(2 weeks ago)
Lords ChamberMy Lords, so far we are all in agreement, and we thank the noble Lord, Lord Woodley, for proposing this Bill. Earlier this year, around April, I met a man called Mike at a Harrow youth centre that I had been asked to open. Mike sat me down to remind me that I had met him in autumn last year when he was in a category C prison, and he was delighted to remind me of the details. Last year he had spent nearly 10 months on recall, having been released from an IPP sentence 17 years earlier, as he had forgotten to inform a probation officer that he was taking his wife on holiday in August 2022. As a result of that simple lapse of information, the Probation Service had him recalled to prison. What a waste of public money. What a scandalous destruction of a marriage opportunity. What a pernicious persecution of an individual’s hard-earned freedom for a simple act many decades earlier.
That is exactly why the IPP sentence is so evil and pernicious, and we thank God that the last Government had the guts in their earlier iterations to remove it—albeit not the stamina to deal with the stain of those who remain in prison, nor to end the permanent persecution of those who are outside wondering when the doorbell will ring or a tap on the shoulder will come for some suggestion that they have forgotten an aspect of their sentencing duty. As the noble Baroness, Lady Ludford, said, this is simply psychological torture. It is unacceptable, it is evil and it should not be in our justice system. In fact, it shows us as having an injustice system.
I am wholly supportive of the Bill of the noble Lord, Lord Woodley. As he suggests, it could be amended on one or two minor points but, frankly, we have gone round this circus too many times. The Government would show guts by simply accepting the Bill. I say to my friend the noble Lord, Lord Timpson: accept the Bill, and then we can deal with amendments brought forward by the Government, if necessary.
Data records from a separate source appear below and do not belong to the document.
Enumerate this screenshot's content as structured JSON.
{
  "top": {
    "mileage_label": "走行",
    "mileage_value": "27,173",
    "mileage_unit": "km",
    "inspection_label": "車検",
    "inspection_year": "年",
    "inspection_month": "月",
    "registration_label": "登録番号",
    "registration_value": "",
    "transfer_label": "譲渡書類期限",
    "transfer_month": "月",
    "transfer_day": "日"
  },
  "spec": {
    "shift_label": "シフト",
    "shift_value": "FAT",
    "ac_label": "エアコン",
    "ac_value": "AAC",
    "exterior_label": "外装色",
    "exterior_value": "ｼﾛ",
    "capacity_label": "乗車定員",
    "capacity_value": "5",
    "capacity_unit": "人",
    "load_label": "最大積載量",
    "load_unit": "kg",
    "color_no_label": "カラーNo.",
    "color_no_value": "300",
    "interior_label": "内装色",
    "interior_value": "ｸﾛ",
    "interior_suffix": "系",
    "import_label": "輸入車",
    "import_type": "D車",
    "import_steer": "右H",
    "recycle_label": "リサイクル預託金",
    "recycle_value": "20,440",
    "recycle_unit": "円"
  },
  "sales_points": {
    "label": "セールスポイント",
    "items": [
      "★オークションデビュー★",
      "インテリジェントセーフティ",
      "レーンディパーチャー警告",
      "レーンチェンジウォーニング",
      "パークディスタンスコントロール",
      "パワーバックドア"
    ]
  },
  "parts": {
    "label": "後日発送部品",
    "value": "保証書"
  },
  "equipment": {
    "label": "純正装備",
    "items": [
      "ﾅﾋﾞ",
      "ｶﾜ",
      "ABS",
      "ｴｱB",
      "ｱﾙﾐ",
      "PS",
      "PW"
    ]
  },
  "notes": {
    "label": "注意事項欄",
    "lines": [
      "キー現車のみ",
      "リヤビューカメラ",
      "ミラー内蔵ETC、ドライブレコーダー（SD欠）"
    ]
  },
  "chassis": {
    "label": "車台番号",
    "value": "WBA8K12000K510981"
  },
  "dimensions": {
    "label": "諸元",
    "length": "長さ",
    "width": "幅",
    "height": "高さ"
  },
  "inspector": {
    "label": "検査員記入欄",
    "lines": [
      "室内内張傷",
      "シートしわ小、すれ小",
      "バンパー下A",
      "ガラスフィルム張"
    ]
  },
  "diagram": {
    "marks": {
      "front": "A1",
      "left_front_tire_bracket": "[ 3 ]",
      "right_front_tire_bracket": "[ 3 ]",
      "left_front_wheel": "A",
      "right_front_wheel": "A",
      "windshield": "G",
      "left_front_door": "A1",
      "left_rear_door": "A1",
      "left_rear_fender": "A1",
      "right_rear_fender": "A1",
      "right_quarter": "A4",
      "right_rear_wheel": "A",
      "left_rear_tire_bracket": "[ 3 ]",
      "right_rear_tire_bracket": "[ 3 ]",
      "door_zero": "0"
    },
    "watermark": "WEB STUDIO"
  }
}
Let us get the process through and then we can all be proud of the fact that Members both in the other place and here have resolved this painful and unnecessary persecution of people who deserve better than all this.
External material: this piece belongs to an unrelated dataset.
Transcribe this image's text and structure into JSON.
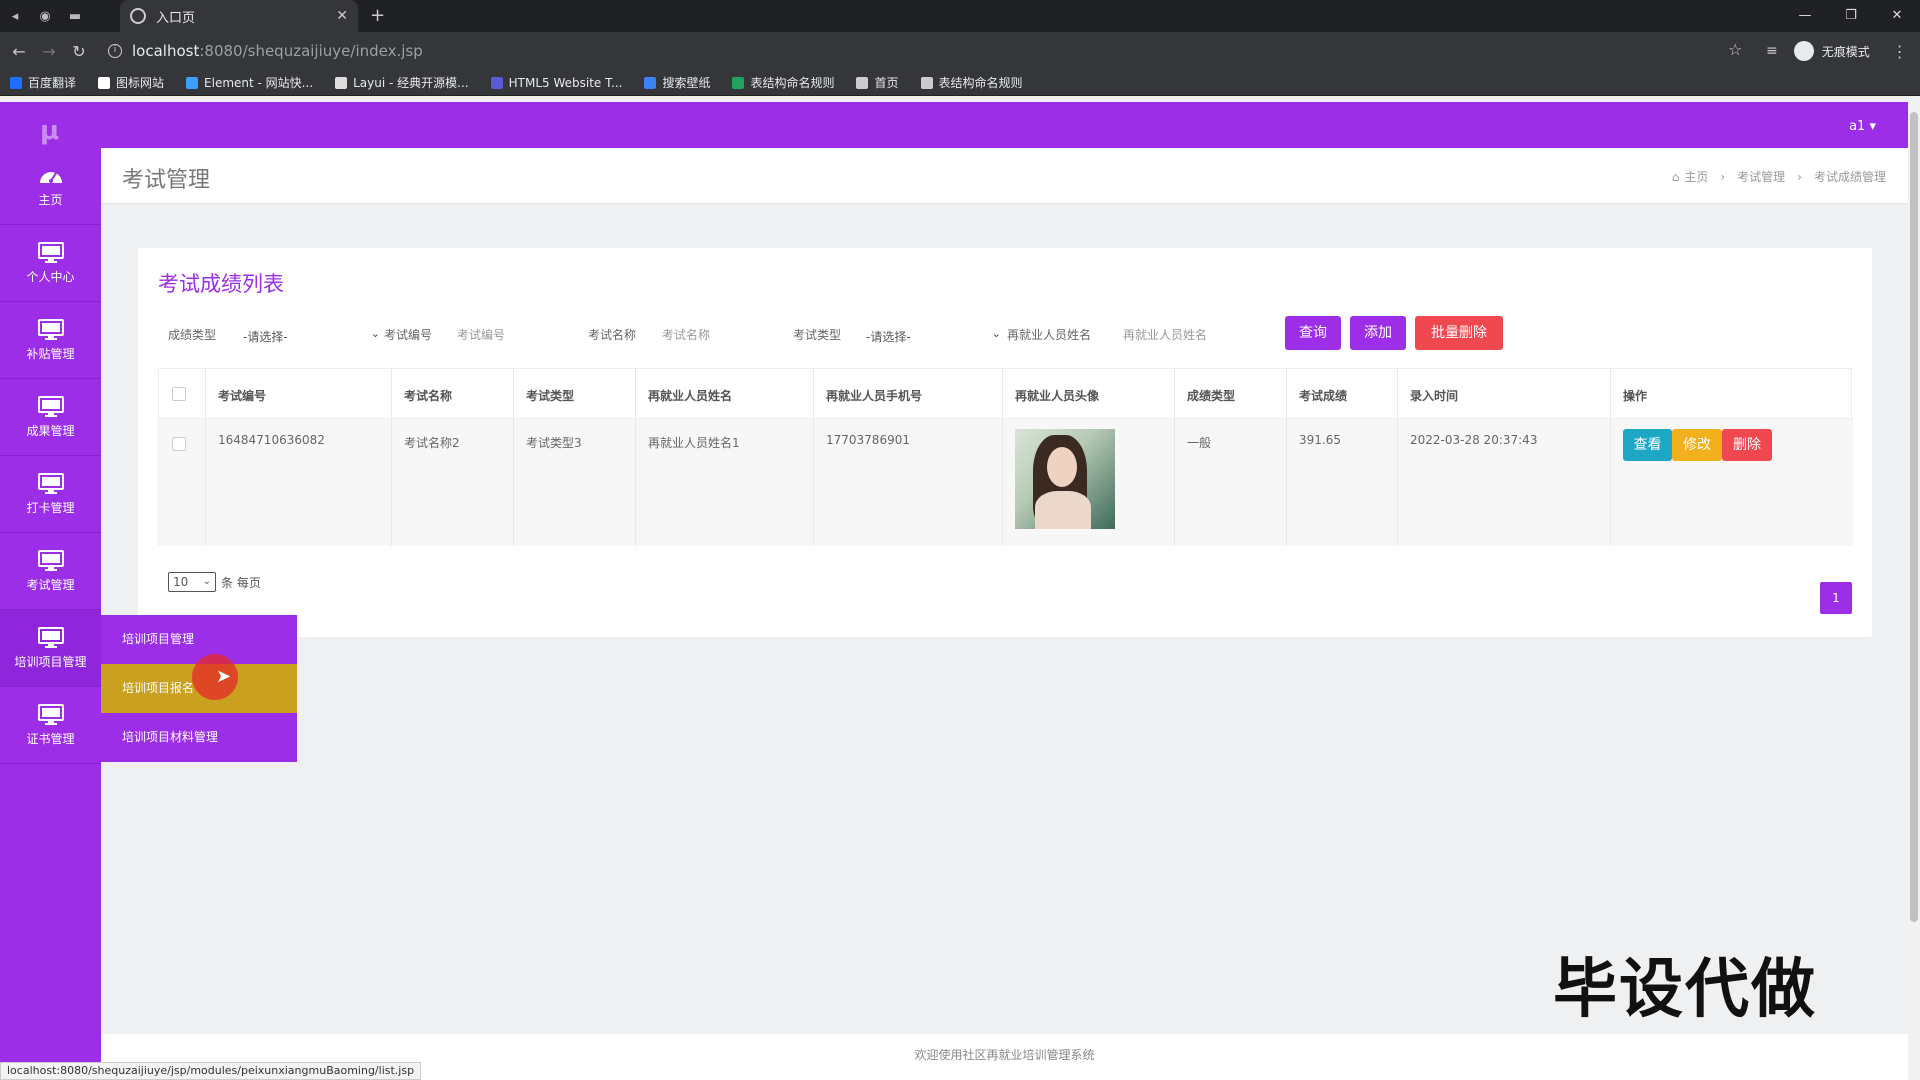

I noticed some months ago that the previous Government were happy to announce in the other place that there should be simple legislation to end the Post Office postmasters’ scandalous sentencing—in one swoop, which we also accepted. Watching the announcement by the Minister in the other place at the time, I noted that he stated that some postmasters deserved sentencing and imprisonment because they had stolen, but the simple legislation dealt with eradicating all sentences. He admitted that this would of course mean setting free those who had stolen. Why then do we continue to persecute those who have done their time, holding them on the inside and then threatening them for the rest of their lives?
Simply, Minister, accept the Bill.
(2 months, 2 weeks ago)
Lords ChamberMy Lords, if we are to cut prison numbers we need to cut reoffending. If we are to cut reoffending, prisoners need jobs, housing and hope. If they are to get jobs, housing and hope, they need to be seen in a different light.
I have visited 50 prisons in the last seven months, and 170 prisons in the last eight years. I have visited 12 different types of prisons—category B and C—and have been surrounded by hundreds of men. I have never once had an act of violence, threat or intimidation shown to me, or even a hint of one.
That scandalously bad scaremongering BBC report last Monday, which highlighted terrible travesties inside Pentonville, did not reflect the visit to Pentonville that I had made just two weeks earlier, when I was surrounded by multitudes of men of different ages, all of whom were positively looking forward to the graduations that they will receive on 23 September, when I will graduate over 100 of them on the Time4Change programme. In other words, we need to change our attitude to how we see prisoners: we perceive them to be a perpetual risk. This week’s headlines have been nothing but appalling, scandalous and destructive; they do not reflect the reality. I wonder whether the very good governor at Pentonville, Simon Drysdale, was happy with that distorted view of his prison, or whether the chaplain, Jonathan Aitken, previously of another place, was happy with that distorted view of the prison in which he serves so effectively.
I wonder whether we could take account of the fact that many prisoners who have gone through reform and renewal are fantastic role models for others who follow behind them. At the moment, through the group that I lead, we have a man called Anton who served a sentence in Swaleside and then in The Mount. With still four years left to go before the end of his sentence, he moved to HMP Isis to act as a father figure to the young men up to age 27—he is 40. He leads responsible training programmes inside the prison to change mindsets. Another prisoner from Ranby prison will move in three weeks’ time. We need to change the perspective on prisoners so that they can get jobs and housing.